Counterpoints: Please be aware that the above contains a host of forward-looking statements from quite a distance from either Gilead or AbbVie. Only the companies and the FDA know all the data. Of the Gilead and AbbVie products/regimens discussed, only Sovaldi is actually approved by any regulatory agency to be marketed. So, a zone of uncertainty should surround the comparison between sofosbuvir-ledipasvir and the more complex AbbVie regimen.

It must also be mentioned that there is more than one patent suit against Gilead related to sofosbuvir.

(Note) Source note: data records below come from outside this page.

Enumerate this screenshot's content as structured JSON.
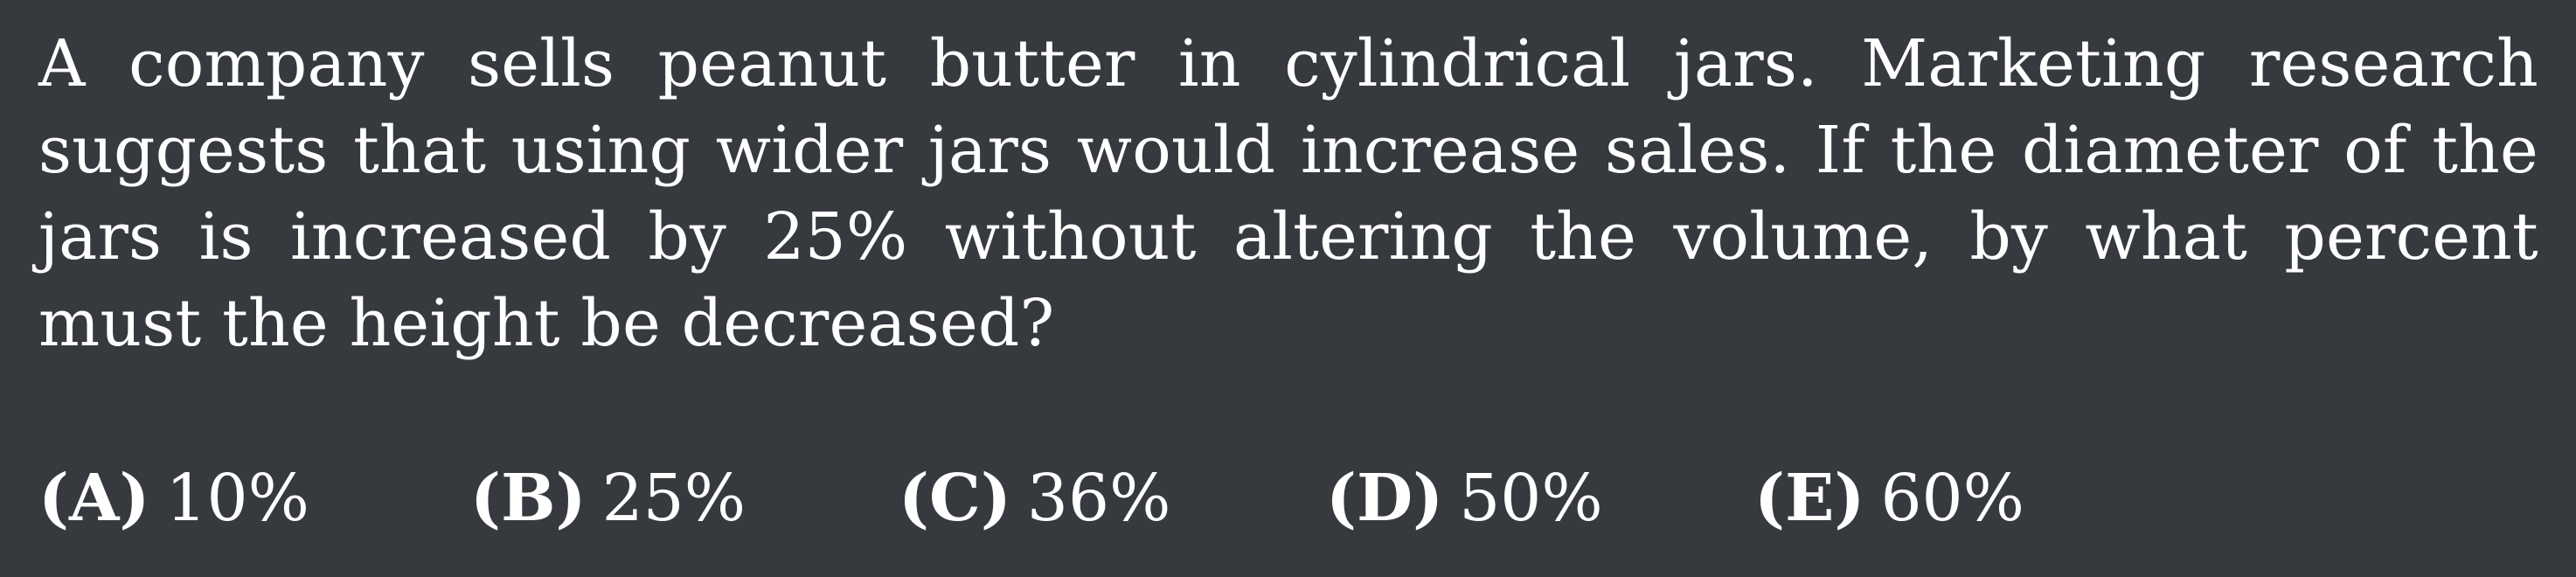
{
  "question": {
    "text": "A company sells peanut butter in cylindrical jars. Marketing research suggests that using wider jars would increase sales.  If the diameter of the jars is increased by 25% without altering the volume, by what percent must the height be decreased?"
  },
  "choices": [
    {
      "letter": "(A)",
      "value": "10%"
    },
    {
      "letter": "(B)",
      "value": "25%"
    },
    {
      "letter": "(C)",
      "value": "36%"
    },
    {
      "letter": "(D)",
      "value": "50%"
    },
    {
      "letter": "(E)",
      "value": "60%"
    }
  ]
}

Summary: Hepatitis C is now curable, and improved regimens with a high degree of tolerability loom large on the near horizon. This disease is of high interest to public health officials worldwide. My own guess is that perhaps 30 million people are rich enough, usually through insurance, to be strong revenue sources for the corporations that develop and market the best cures. Given that the latest IMS data I have seen (granted, on a chat board) suggests a 200,000 patient run-rate for Sovaldi, if most infected patients get treated, there are many years of high profits for Gilead and its competitors in the pharmaceutical industry to be gained. They will be doing well by doing good.

Because of Gilead's burgeoning, even booming, hep C franchise; its HIV franchise that it improves as rapidly as it can; and due to other growth areas, my own view is that its GAAP earnings of $1.33/share in Q1 are quickly going to be surpassed, perhaps as soon as Q2, but if not, in Q4 and next year, when Japan should open up to Sovaldi and the combination product. $10/share at a mere 16X P/E suggests a double, and this may be around the corner.

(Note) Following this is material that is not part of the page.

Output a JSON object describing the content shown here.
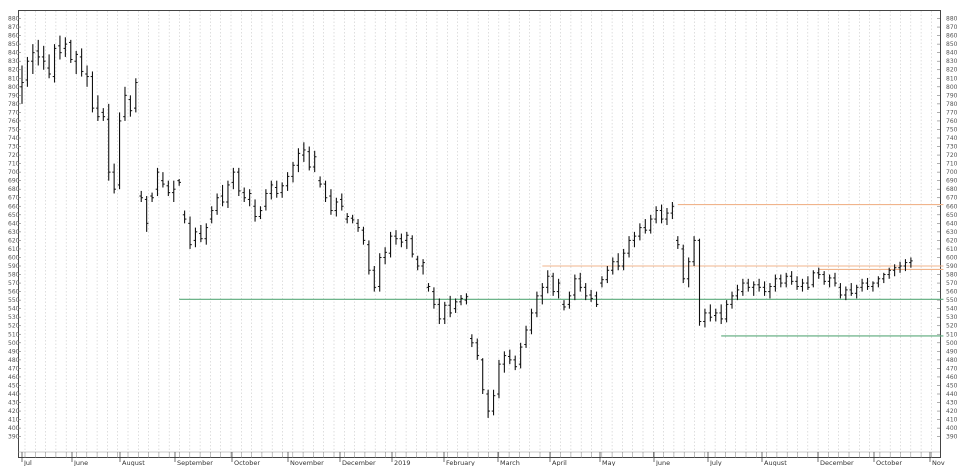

AbbVie has some troubles, given Humira's pending patent expiration and the uncertainties with obtaining a real home run in the hep C field. The company does, however, have other pipeline products and other branded products. Given the obvious issues, my sense is that there is little compelling reason to purchase ABBV shares; there also is probably little compelling reason for satisfied ABBV shareholders to sell.

Conclusion: Based on my own review of the publicly available data and comments by various experts, and on my knowledge of blockbuster drug product launches, I remain persuaded that GILD could be analogous to Apple (NASDAQ:AAPL) of about four years ago, when the iPad was introduced to a delirious reception. AAPL was up a lot from earlier years, the crash year of 2008 notwithstanding, yet it began 2010 around $200, and the rest is well-known history. GILD is "high," but its hep C franchise could be so powerful, and its other business lines and pipeline so strong as well, that it is possible that investors who are not long GILD might, fairly soon, look back at today's GILD price and wonder why they missed the new rocket.

It is not just I who thinks that way. S&P's Capital IQ recently updated its assessment of GILD's prospects, and believes that the fair value per share is $176.

GILD clearly has earnings momentum, is rapidly regaining price momentum, and may be one of the most undervalued stocks in the United States. My assessment of its current and near-term positioning in the hep C market is also bullish, and I suspect that the Street may be overestimating the competitive threat from AbbVie and other companies.

GILD, thus, appears to be a rare situation. It's trading around 11X forward estimated next 12-month earnings, and those earnings could come in nicely above expectations. Yet, its historical P/E is around 22X, per Value Line.

If there's a bubble in the stock market, it is not present in GILD shares, that's for certain.

Source: A Physician Compares Gilead's And AbbVie's Hepatitis C Products

Additional disclosure: Not investment advice. I am not an investment adviser. All information presented is believed by me to be accurate (typos excepted), but please check any and all such assertions made herein before investing in GILD or ABBV based in whole or in part on this article. Accuracy in all respects cannot be guaranteed. Also note that I am a retired physician and was not a specialist in liver or infectious diseases.